Spade_laser_incrociate

Il video di Gianluca Nicoletti sull’autismo

Un combattente che ha fretta di vincere. Chi non vorrebbe essere come lui? Ma non per diventare mister universo, o miss se donna. Non per fare sei al superenalotto due o tre volte nella vita, magari quando serve. Lui vuole, come tutti i genitori, un futuro per suo figlio.
Non vuole, comprensibilmente, suo figlio chiuso in casa dalla mattina alla sera. Quasi fosse un carcerato senza nessuna condanna. Se non quella di avere nella sua testa e nei suoi geni qualcosa di differente da un’altra persona. Ma si sa che questa è una condanna: è un dato di fatto. Che non dovrebbe far storcere il naso, ma far stringere la mano come a qualsiasi altra persona.

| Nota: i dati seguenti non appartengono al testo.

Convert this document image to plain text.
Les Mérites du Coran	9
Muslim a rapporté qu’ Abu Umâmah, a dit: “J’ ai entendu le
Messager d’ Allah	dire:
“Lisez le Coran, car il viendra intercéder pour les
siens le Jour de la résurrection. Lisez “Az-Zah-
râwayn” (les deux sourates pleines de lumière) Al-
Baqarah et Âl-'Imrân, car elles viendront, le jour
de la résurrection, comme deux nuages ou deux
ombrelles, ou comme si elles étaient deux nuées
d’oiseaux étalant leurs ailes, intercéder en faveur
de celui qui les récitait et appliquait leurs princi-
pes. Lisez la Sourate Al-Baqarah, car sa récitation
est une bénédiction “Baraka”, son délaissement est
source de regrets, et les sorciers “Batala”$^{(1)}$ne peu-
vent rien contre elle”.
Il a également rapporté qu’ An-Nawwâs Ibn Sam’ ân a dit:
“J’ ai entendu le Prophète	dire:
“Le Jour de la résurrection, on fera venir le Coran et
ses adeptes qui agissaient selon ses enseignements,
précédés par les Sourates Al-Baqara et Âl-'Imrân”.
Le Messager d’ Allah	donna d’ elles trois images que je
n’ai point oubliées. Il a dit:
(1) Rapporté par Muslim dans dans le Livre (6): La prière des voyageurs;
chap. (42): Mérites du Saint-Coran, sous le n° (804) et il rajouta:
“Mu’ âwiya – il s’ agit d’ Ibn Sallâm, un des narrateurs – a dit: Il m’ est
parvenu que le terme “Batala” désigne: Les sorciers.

Si può dire a chi legge qualcosa che gli sia di supporto? Purtroppo no, perché le parole arrivano sempre sopra la cintura. Cioè dove il colpo è sempre parabile e non fa abbastanza male da creare un dolore vero.
Tutto ciò che si può fare è lasciare che l’immaginazione possa viaggiare. Che in un sonno o in un momento di pensiero qualsivoglia quei genitori tanto tranquilli di loro figlio “normale” che sta a giocare a pallone potessero capire cosa significa essere un genitore autistico. Entrare in una di quelle case e stare per cinque minuti ad osservare due persone ed un angelo che scalpita per le sue ali spezzate, rompendo senza attenzione la realtà intorno a lui.